At one point they were connected, technically just one Wellington Street--not two or three. The roadway connecting Albert Street in Lebreton Flats to Wellington Street in front of Parliament Hill is still there, off Commissioner Street, but little used. It has a sign advertising the sidewalk as a shared sidewalk for cyclists, presumably dating from when there was regular motor traffic along there. At the end of it is Wellington Street coming off the Portage bridge, with the Library and Archives Canada square in front of us:

Before Lebreton Flats was razed, there was a bridge over the O-Train tracks connecting the 'middle' Wellington Street to what is now known as Wellington Street West. Here's a photo of that bridge from the Gréber report, with the bridge crossing the image. Behind it, you can also see the Prince of Wales railway bridge over Lemieux Island to Gatineau.

A similar view today, taken from the Somerset Street bridge looking North (bonus glamour shot of the O-Train). Where the track turns right is where the track turns right in the above photo. All the other tracks and buildings have been removed:

The right-of-way for this bridge is still there, going along the North edge of the City Centre building. In the photo below, looking West-ish, the City Centre building is at the left. The O-Train tracks are ahead (not visible), and we can see straight down Wellington West in Hintonburg. After a few blocks, it connects with Somerset Street West.

This isn't very intuitive, because Scott Street connects pretty much in line with Wellington/Albert, doesn't it?
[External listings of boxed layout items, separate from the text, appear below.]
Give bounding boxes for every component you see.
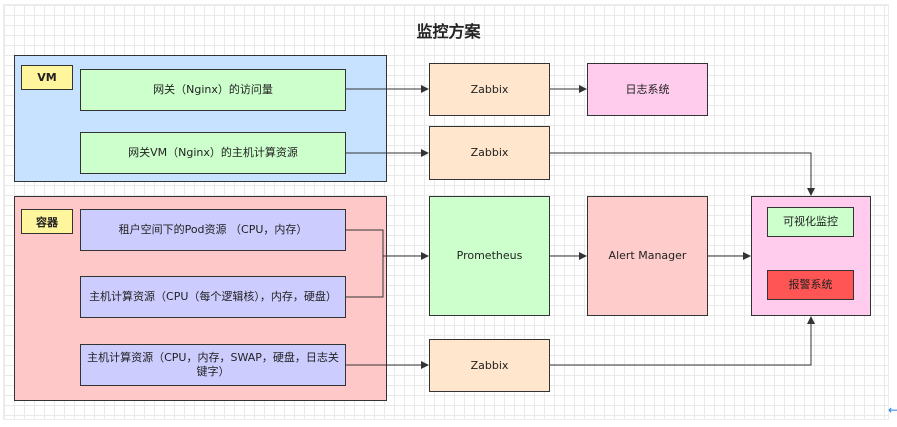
diagram-title: 监控方案 (416, 22, 481, 41)
arrow-left-icon[interactable]: ← (888, 403, 897, 417)
target-visual-monitor[interactable]: 可视化监控 (767, 207, 854, 237)
edge-zabbix-2-to-monitoring-panel (550, 152, 815, 196)
collector-prometheus[interactable]: Prometheus (429, 196, 550, 316)
source-pod-resources[interactable]: 租户空间下的Pod资源 （CPU，内存） (80, 209, 346, 251)
source-host-resources-cpu[interactable]: 主机计算资源（CPU（每个逻辑核），内存，硬盘） (80, 276, 346, 318)
group-container-tag: 容器 (21, 209, 73, 234)
edge-zabbix-3-to-monitoring-panel (550, 316, 815, 366)
target-log-system[interactable]: 日志系统 (587, 63, 708, 116)
collector-zabbix-3[interactable]: Zabbix (429, 339, 550, 392)
collector-zabbix-1[interactable]: Zabbix (429, 63, 550, 116)
edge-pod-resources-to-merge (346, 229, 384, 256)
source-host-resources-swap[interactable]: 主机计算资源（CPU，内存，SWAP，硬盘，日志关键字） (80, 344, 346, 386)
target-alarm-system[interactable]: 报警系统 (767, 270, 854, 300)
group-vm-tag: VM (21, 65, 73, 90)
collector-zabbix-2[interactable]: Zabbix (429, 126, 550, 180)
target-alert-manager[interactable]: Alert Manager (587, 196, 708, 316)
source-gateway-traffic[interactable]: 网关（Nginx）的访问量 (80, 69, 346, 111)
edge-host-cpu-to-merge (346, 256, 384, 298)
source-gateway-host-resources[interactable]: 网关VM（Nginx）的主机计算资源 (80, 132, 346, 174)
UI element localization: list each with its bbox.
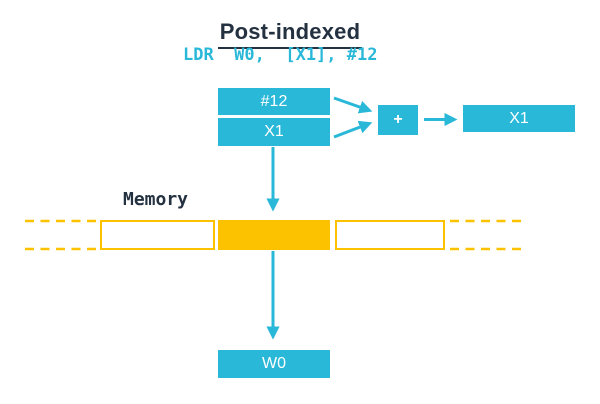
memory-label: Memory <box>123 189 189 210</box>
memory-cell-empty-right <box>335 220 445 250</box>
base-register-box: X1 <box>218 118 330 146</box>
plus-operator-box: + <box>378 105 418 135</box>
memory-cell-empty-left <box>100 220 215 250</box>
offset-register-box: #12 <box>218 88 330 115</box>
destination-register-box: W0 <box>218 350 330 378</box>
arrow-base-to-plus-icon <box>333 120 373 139</box>
page-title: Post-indexed <box>218 19 362 49</box>
instruction-code: LDR W0, [X1], #12 <box>183 45 378 65</box>
updated-base-register-box: X1 <box>463 105 575 132</box>
memory-cell-target <box>218 220 330 250</box>
arrow-offset-to-plus-icon <box>333 96 373 114</box>
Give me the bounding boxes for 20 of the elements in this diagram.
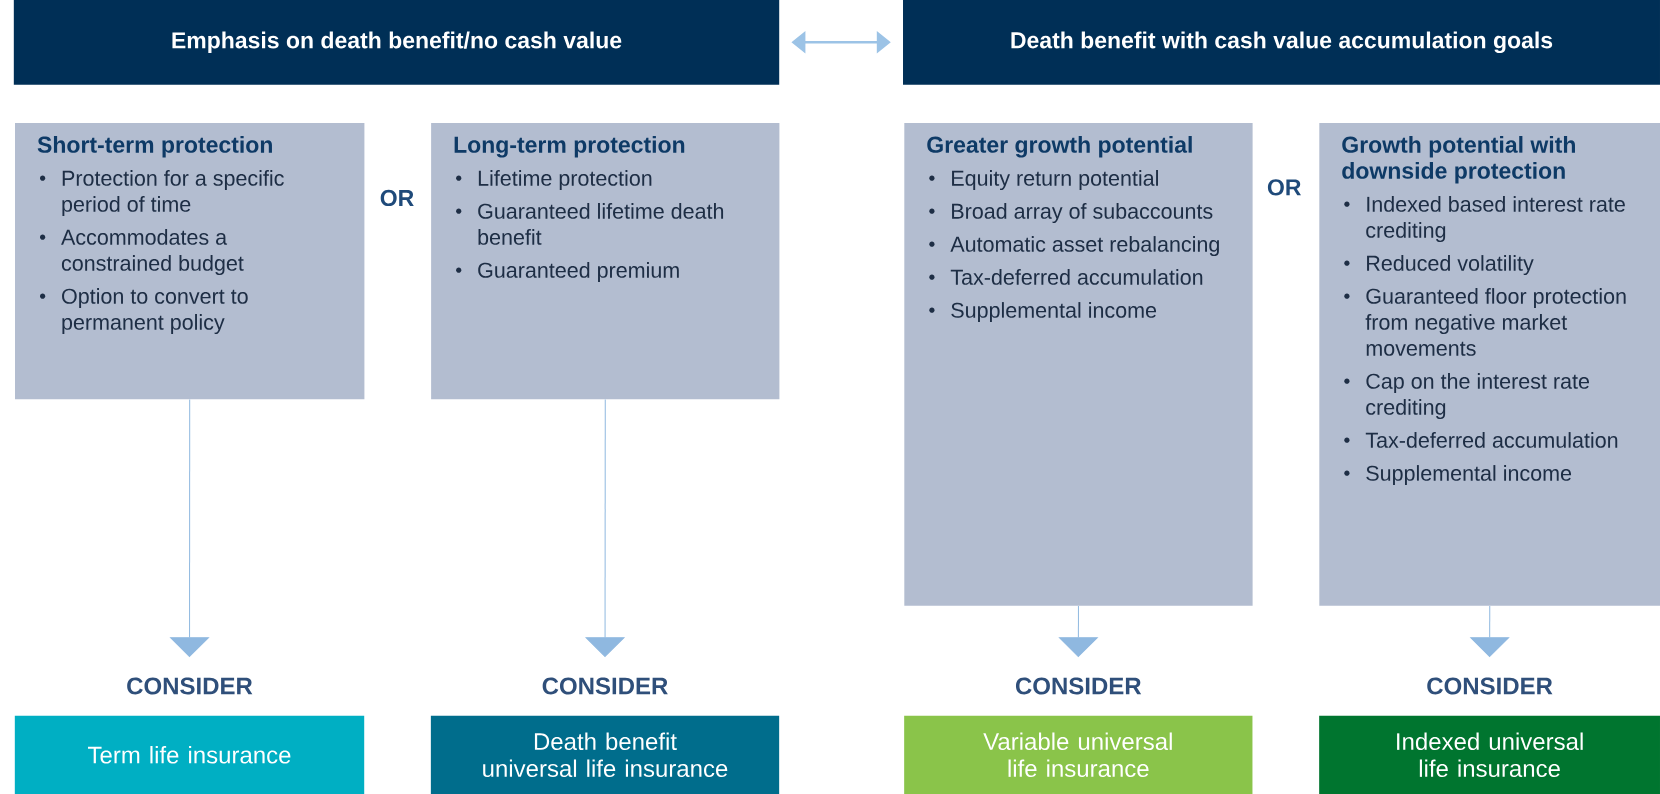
arrow (585, 399, 625, 657)
product-box: Variable universal life insurance (904, 715, 1253, 794)
feature-box: Short-term protection Protection for a specific period of time Accommodates a constrained budget Option to convert to permanent policy (15, 123, 365, 400)
product-box: Indexed universal life insurance (1319, 715, 1660, 794)
heading-text: CONSIDER (1427, 677, 1553, 695)
arrow (1059, 605, 1098, 657)
heading-text: CONSIDER (127, 677, 253, 695)
arrow (1470, 605, 1510, 657)
feature-box: Long-term protection Lifetime protection Guaranteed lifetime death benefit Guaranteed premium (431, 123, 780, 400)
header-band: Death benefit with cash value accumulation goals (903, 0, 1660, 85)
product-box: Term life insurance (14, 715, 365, 794)
heading-text: CONSIDER (542, 677, 668, 695)
feature-box: Greater growth potential Equity return potential Broad array of subaccounts Automatic asset rebalancing Tax-deferred accumulation Supplemental income (904, 123, 1253, 606)
heading-text: CONSIDER (1015, 677, 1142, 695)
feature-box: Growth potential with downside protection Indexed based interest rate crediting Reduced volatility Guaranteed floor protection from negative market movements Cap on the interest rate crediting Tax-deferred accumulation Supplemental income (1319, 123, 1660, 606)
arrow (170, 399, 209, 657)
header-band: Emphasis on death benefit/no cash value (13, 0, 780, 85)
or-label: OR (380, 189, 414, 207)
product-box: Death benefit universal life insurance (430, 715, 780, 794)
or-label: OR (1267, 179, 1301, 196)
Well, Ottawa--even downtown Ottawa--is an agglomeration of a bunch of small villages and neighbourhoods that sprouted up pretty independently. The 1894 street map above (taken from this post on URBSite) shows duplicate street names (like two perpendicular "Arthur"s just blocks apart), often named in different neighbourhoods for the same royalty. Even by this time, the disparate road networks were connected, but it has led to some pretty strange intersections (e.g. pretty much any street crossing Bronson).

How does this look big-picture? Well that bridge is on the right in this aerial photo from May 1960. At the left is Nepean Bay, which is much smaller today than it was at the time. If you were to superimpose the Transitway, Ottawa River Parkway and pathways onto this photo, they would go right through the water. This is because it was filled in in the 60's or 70's for various city-building projects. The fill used was landfill (i.e. garbage), which is one of the main reasons it's so hard to get anything built there.

Also visible in the photo is the old Canadian Pacific Roundhouse, Lebreton Flats pre-demolition, the temporary buildings on the site now occupied by the Library and Archives Canada, the Alexandra (interprovincial) bridge in the background and buildings pre-dating the Canadian Museum of Civilization, and various former and existing landmarks.

And all this to explain why we've got two Wellington Streets.

PS: Those who want to rename Wellington after Macdonald and/or Cartier should know that we've already got a street named after Macdonald, running parallel to Cartier in the Golden Triangle, between Somerset and Frank: [Edit: It is observed by a commenter that the capitalization of that street is incorrect.]